En el fondo me hace gracia, porque siempre tuve tanto miedo a dejarle acercarse, siempre traté de mantenerme tan distante, de mantener mi corazón encerrado entre hierro y asfalto para no permitirle entrar, para ahora verme con todas mis barreras rotas, y con el corazón enchido de esa congoja de amar.
Siempre he tenido pánico a sentirme indefensa, a saber que alguien tiene el poder de destruirme por completo, el entregar a nadie semejante influencia sobre mí. Pero llega un momento en el que solo te queda... Taparte los ojos con una venda, poner el arma en sus manos y confiar ciegamente en que no la use, en que no dispare, en que no vuelvas a quedar malherido, solo y asustado otra vez.

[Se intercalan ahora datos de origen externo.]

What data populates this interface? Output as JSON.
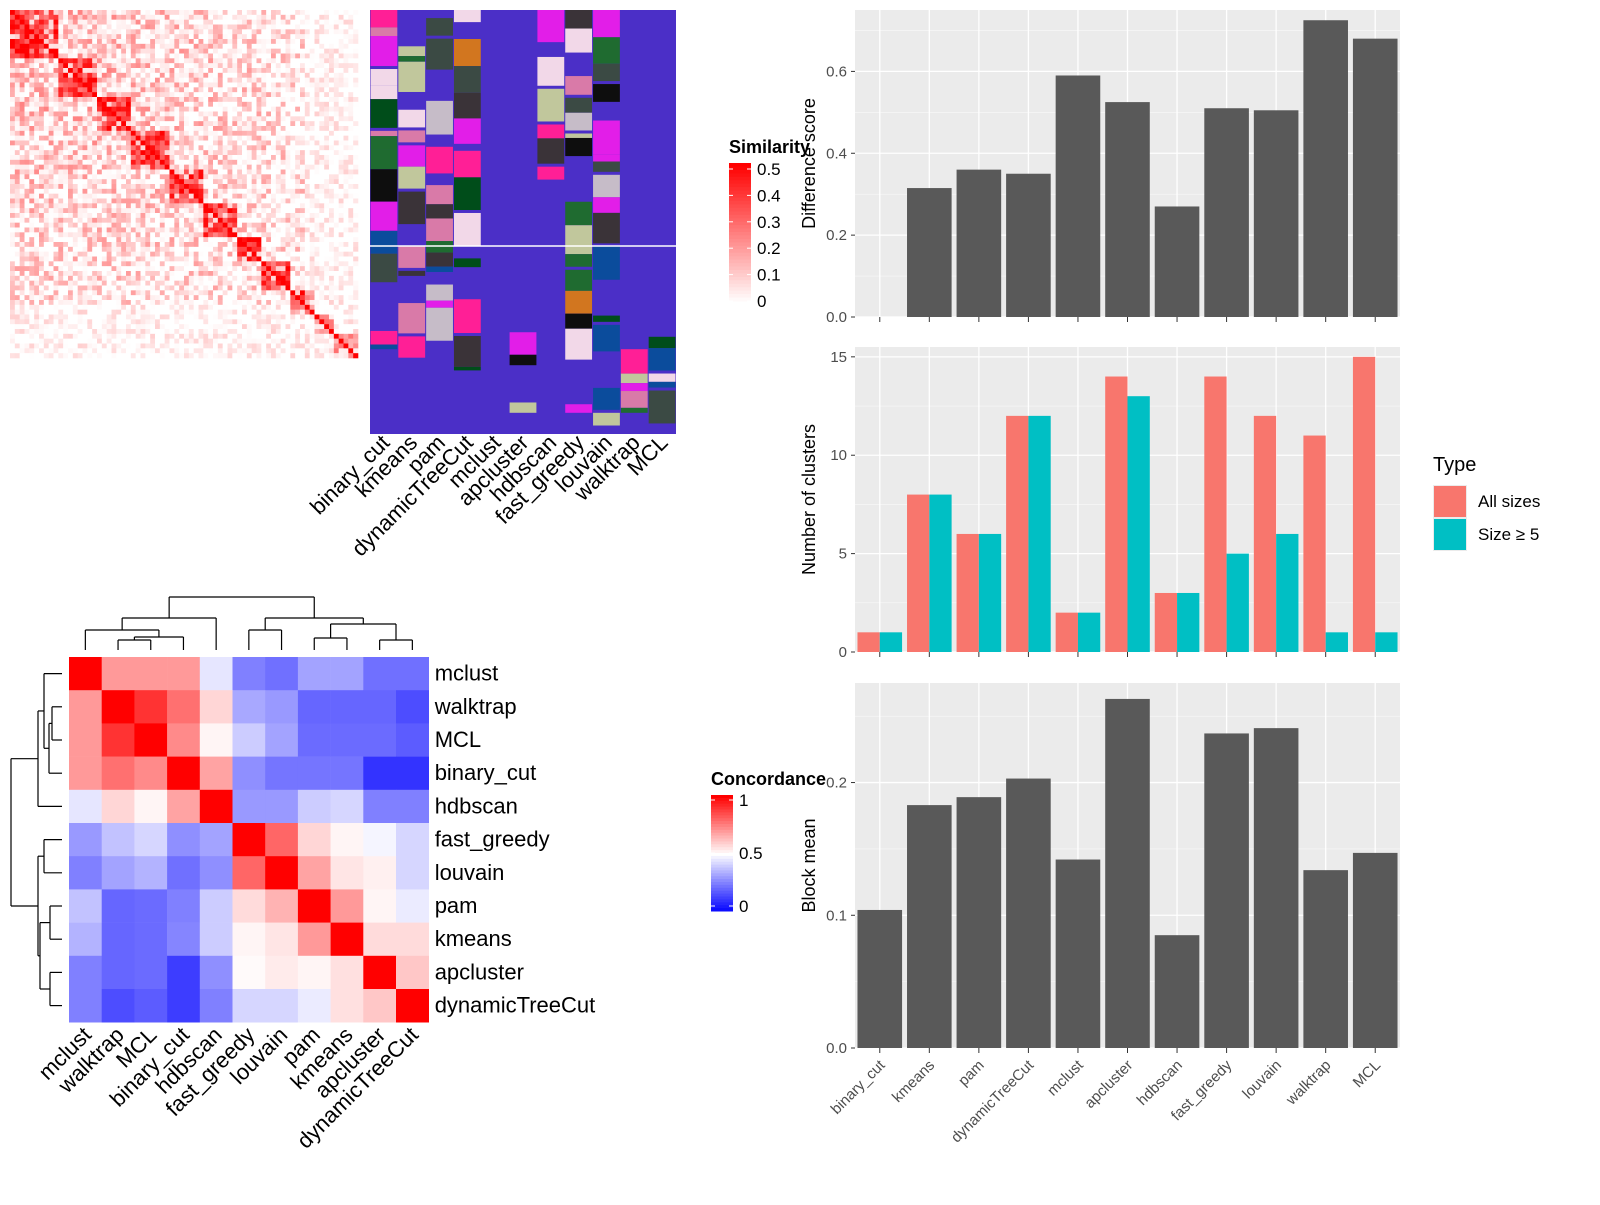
{
  "methods": [
    "binary_cut",
    "kmeans",
    "pam",
    "dynamicTreeCut",
    "mclust",
    "apcluster",
    "hdbscan",
    "fast_greedy",
    "louvain",
    "walktrap",
    "MCL"
  ],
  "concordance_order": [
    "mclust",
    "walktrap",
    "MCL",
    "binary_cut",
    "hdbscan",
    "fast_greedy",
    "louvain",
    "pam",
    "kmeans",
    "apcluster",
    "dynamicTreeCut"
  ],
  "colors": {
    "panel_bg": "#ebebeb",
    "grid": "#ffffff",
    "bar_dark": "#595959",
    "all_sizes": "#f8766d",
    "size_ge_5": "#00bfc4",
    "heat_high": "#ff0000",
    "heat_low": "#ffffff",
    "class_bg": "#4b2fc7",
    "conc_high": "#ff0000",
    "conc_mid": "#ffffff",
    "conc_low": "#0000ff"
  },
  "similarity_legend": {
    "title": "Similarity",
    "ticks": [
      "0.5",
      "0.4",
      "0.3",
      "0.2",
      "0.1",
      "0"
    ]
  },
  "concordance_legend": {
    "title": "Concordance",
    "ticks": [
      "1",
      "0.5",
      "0"
    ]
  },
  "chart_data": [
    {
      "type": "heatmap",
      "title": "",
      "legend_title": "Similarity",
      "value_range": [
        0,
        0.5
      ],
      "description_values": "similarity matrix with dense diagonal; blocks of higher similarity along diagonal"
    },
    {
      "type": "heatmap",
      "title": "",
      "categories": [
        "binary_cut",
        "kmeans",
        "pam",
        "dynamicTreeCut",
        "mclust",
        "apcluster",
        "hdbscan",
        "fast_greedy",
        "louvain",
        "walktrap",
        "MCL"
      ]
    },
    {
      "type": "heatmap",
      "title": "",
      "legend_title": "Concordance",
      "categories": [
        "mclust",
        "walktrap",
        "MCL",
        "binary_cut",
        "hdbscan",
        "fast_greedy",
        "louvain",
        "pam",
        "kmeans",
        "apcluster",
        "dynamicTreeCut"
      ],
      "matrix": [
        [
          1.0,
          0.7,
          0.7,
          0.7,
          0.45,
          0.25,
          0.22,
          0.32,
          0.32,
          0.22,
          0.22
        ],
        [
          0.7,
          1.0,
          0.9,
          0.78,
          0.58,
          0.33,
          0.3,
          0.2,
          0.2,
          0.2,
          0.15
        ],
        [
          0.7,
          0.9,
          1.0,
          0.73,
          0.52,
          0.4,
          0.32,
          0.21,
          0.21,
          0.21,
          0.18
        ],
        [
          0.7,
          0.78,
          0.73,
          1.0,
          0.68,
          0.28,
          0.23,
          0.23,
          0.23,
          0.1,
          0.1
        ],
        [
          0.45,
          0.58,
          0.52,
          0.68,
          1.0,
          0.3,
          0.3,
          0.4,
          0.42,
          0.25,
          0.25
        ],
        [
          0.3,
          0.38,
          0.42,
          0.28,
          0.32,
          1.0,
          0.8,
          0.58,
          0.52,
          0.48,
          0.42
        ],
        [
          0.25,
          0.32,
          0.35,
          0.22,
          0.28,
          0.8,
          1.0,
          0.68,
          0.55,
          0.53,
          0.42
        ],
        [
          0.38,
          0.2,
          0.21,
          0.25,
          0.4,
          0.57,
          0.65,
          1.0,
          0.7,
          0.52,
          0.46
        ],
        [
          0.35,
          0.2,
          0.21,
          0.26,
          0.4,
          0.52,
          0.55,
          0.7,
          1.0,
          0.57,
          0.57
        ],
        [
          0.25,
          0.2,
          0.21,
          0.12,
          0.28,
          0.51,
          0.54,
          0.52,
          0.56,
          1.0,
          0.61
        ],
        [
          0.25,
          0.15,
          0.18,
          0.12,
          0.25,
          0.42,
          0.42,
          0.46,
          0.56,
          0.61,
          1.0
        ]
      ]
    },
    {
      "type": "bar",
      "categories": [
        "binary_cut",
        "kmeans",
        "pam",
        "dynamicTreeCut",
        "mclust",
        "apcluster",
        "hdbscan",
        "fast_greedy",
        "louvain",
        "walktrap",
        "MCL"
      ],
      "values": [
        0.0,
        0.315,
        0.36,
        0.35,
        0.59,
        0.525,
        0.27,
        0.51,
        0.505,
        0.725,
        0.68
      ],
      "title": "",
      "xlabel": "",
      "ylabel": "Difference score",
      "ylim": [
        0,
        0.75
      ],
      "yticks": [
        0.0,
        0.2,
        0.4,
        0.6
      ],
      "yticklabels": [
        "0.0",
        "0.2",
        "0.4",
        "0.6"
      ],
      "grid": true
    },
    {
      "type": "bar",
      "categories": [
        "binary_cut",
        "kmeans",
        "pam",
        "dynamicTreeCut",
        "mclust",
        "apcluster",
        "hdbscan",
        "fast_greedy",
        "louvain",
        "walktrap",
        "MCL"
      ],
      "series": [
        {
          "name": "All sizes",
          "values": [
            1,
            8,
            6,
            12,
            2,
            14,
            3,
            14,
            12,
            11,
            15
          ]
        },
        {
          "name": "Size ≥ 5",
          "values": [
            1,
            8,
            6,
            12,
            2,
            13,
            3,
            5,
            6,
            1,
            1
          ]
        }
      ],
      "title": "",
      "xlabel": "",
      "ylabel": "Number of clusters",
      "ylim": [
        0,
        15.5
      ],
      "yticks": [
        0,
        5,
        10,
        15
      ],
      "yticklabels": [
        "0",
        "5",
        "10",
        "15"
      ],
      "grid": true,
      "legend": {
        "title": "Type",
        "position": "right"
      }
    },
    {
      "type": "bar",
      "categories": [
        "binary_cut",
        "kmeans",
        "pam",
        "dynamicTreeCut",
        "mclust",
        "apcluster",
        "hdbscan",
        "fast_greedy",
        "louvain",
        "walktrap",
        "MCL"
      ],
      "values": [
        0.104,
        0.183,
        0.189,
        0.203,
        0.142,
        0.263,
        0.085,
        0.237,
        0.241,
        0.134,
        0.147
      ],
      "title": "",
      "xlabel": "",
      "ylabel": "Block mean",
      "ylim": [
        0,
        0.275
      ],
      "yticks": [
        0.0,
        0.1,
        0.2
      ],
      "yticklabels": [
        "0.0",
        "0.1",
        "0.2"
      ],
      "grid": true
    }
  ]
}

Me aterra...  Y en mis momentos de paranoia, en mis crisis y en mis momentos duros esa fobia aflora; se hace notar en los nervios que se agarran a tu estómago, en el temblor que controla tus manos, en el dolor punzante que amenaza tu alma. Tampoco quiero remover el pasado, avivar los restos del fuego extinto de un infierno pasado, por eso trato de sacarlo de mi cabeza cuando llega a mí. Hay  muchas muchas cosas que quisiera lograr sacar de mi cabeza, pero quizás una de las que elegiría primero, sería dejar de sentir ese miedo a su marcha, a que se canse, a que me reemplace. No sé. Es un acto condicionado... No puedo evitarlo... Y eso me hace sentir como un cachorrillo asustado, y no me gusta.
Hay poco que pueda hacer. Dejar que el tiempo cure y dicte. Tratar de callar las voces que inventan y reinventan nuevas conspiraciones. Lo único que sé es que lo amo con toda mi alma. Y que haré lo que sea necesario para no perderlo nunca.